Die Freunde Bucklaw's hofften, daß er bei seiner Genesung einiges Licht über dies dunkle Ereigniß geben würde, und sie bedrängten ihn mit Fragen, denen er eine Zeit lang unter dem Vorwand von Schwäche auswich. Als er jedoch in sein eigenes Haus gebracht worden war, und als ein Genesender betrachtet wurde, versammelte er die Personen, Männer sowohl als Frauen, die ihn über dies Ereigniß mit Fragen gedrängt hatten, und dankte ihnen für die Theilnahme, die sie ihm bewiesen hatten, sowie für die Anerbietungen, die ihm von ihnen gemacht worden waren. »Ich wünsche jedoch, meine Freunde,« sagte er, »daß ihr es nicht vergessen möchtet, daß ich weder eine Geschichte zu erzählen, noch eine Unbilde zu rächen habe. Sollte mich in Zukunft eine Dame über die Vorfälle jener unglücklichen Nacht befragen, so werde ich stumm bleiben und sie so betrachten, als wünsche sie, ihre Freundschaft mit mir zu brechen: mit einem Wort, ich werde nicht mehr mit ihr reden. Doch sollte mir ein Herr die nämliche Frage thun, so werde ich seine Unhöflichkeit für eine Einladung nach dem Spaziergang des Herzogs Ein Spaziergang in der Nähe von Holyroodhause, der seinen Namen daher hat, daß der Herzog von York, später Jakob II., während seines Aufenthalts in Schottland denselben oft besuchte. Er war lange der Ort, wo man Zweikämpfe abzumachen pflegte. ansehen, und ich will hoffen, daß er sich demgemäß betragen wird.«

Eine so deutliche Erklärung bedurfte keiner Auslegung, und bald darauf stand Bucklaw als ein ernsterer und weiserer Mann von seinem Krankenbette auf, als er sich bisher gezeigt hatte. Er verbannte Craigengelt aus seiner Nähe, gab ihm jedoch eine Unterstützung, die, gut angewandt, ihn gegen Mangel und Versuchung zu sichern vermochte.
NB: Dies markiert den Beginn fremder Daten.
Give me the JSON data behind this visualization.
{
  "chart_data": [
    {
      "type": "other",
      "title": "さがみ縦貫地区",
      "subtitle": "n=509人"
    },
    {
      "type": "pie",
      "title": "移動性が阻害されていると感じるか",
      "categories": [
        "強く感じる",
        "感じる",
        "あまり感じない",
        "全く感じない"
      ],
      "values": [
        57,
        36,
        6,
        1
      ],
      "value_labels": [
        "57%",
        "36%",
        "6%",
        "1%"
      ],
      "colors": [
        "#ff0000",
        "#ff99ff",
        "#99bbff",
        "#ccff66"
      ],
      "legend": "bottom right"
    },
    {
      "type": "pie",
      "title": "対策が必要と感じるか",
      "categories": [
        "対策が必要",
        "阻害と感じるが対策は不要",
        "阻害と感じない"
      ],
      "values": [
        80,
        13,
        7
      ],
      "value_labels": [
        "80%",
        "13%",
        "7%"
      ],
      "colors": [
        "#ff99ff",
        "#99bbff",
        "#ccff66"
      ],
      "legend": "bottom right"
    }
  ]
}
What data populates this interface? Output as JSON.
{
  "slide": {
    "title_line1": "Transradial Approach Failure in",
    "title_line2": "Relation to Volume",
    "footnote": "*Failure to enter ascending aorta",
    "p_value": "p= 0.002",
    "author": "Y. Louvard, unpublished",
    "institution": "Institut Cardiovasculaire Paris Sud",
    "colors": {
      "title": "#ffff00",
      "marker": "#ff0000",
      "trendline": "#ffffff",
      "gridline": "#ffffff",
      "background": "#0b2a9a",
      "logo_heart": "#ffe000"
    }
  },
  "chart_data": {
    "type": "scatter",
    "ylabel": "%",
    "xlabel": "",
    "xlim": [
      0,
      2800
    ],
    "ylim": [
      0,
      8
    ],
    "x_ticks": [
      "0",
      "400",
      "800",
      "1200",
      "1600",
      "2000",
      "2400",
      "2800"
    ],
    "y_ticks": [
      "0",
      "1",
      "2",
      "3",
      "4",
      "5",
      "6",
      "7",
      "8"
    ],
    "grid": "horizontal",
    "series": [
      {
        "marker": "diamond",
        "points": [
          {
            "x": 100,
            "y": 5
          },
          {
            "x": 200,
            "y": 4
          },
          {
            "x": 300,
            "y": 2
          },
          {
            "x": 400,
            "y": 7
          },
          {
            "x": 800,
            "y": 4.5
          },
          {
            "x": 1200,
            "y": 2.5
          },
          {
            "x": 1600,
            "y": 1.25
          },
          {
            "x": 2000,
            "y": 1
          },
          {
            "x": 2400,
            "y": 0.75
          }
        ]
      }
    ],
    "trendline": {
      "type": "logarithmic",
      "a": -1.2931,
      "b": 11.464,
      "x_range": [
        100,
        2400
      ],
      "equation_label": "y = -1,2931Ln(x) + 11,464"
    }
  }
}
Bucklaw ging später in's Ausland, und kehrte nicht mehr nach Schottland zurück; auch hörte man nie von ihm, daß er auf die Umstände seiner unglücklichen Heirath angespielt habe. Manchen Lesern mag dies Alles romantisch, überspannt und als aus der wilden Einbildungskraft des Verfassers geflossen, vorkommen, erfunden um den gewöhnlichen Heißhunger für das Schreckliche zu befriedigen; doch diejenigen, welche mit der Privatgeschichte von Schottland während der Periode, in welcher unsere Geschichte spielt, befreundet sind, werden trotz der erborgten Namen und der erfundenen Zwischenvorfälle in den Einzelheiten der Haupthandlung eine nur wahre Erzählung erkennen.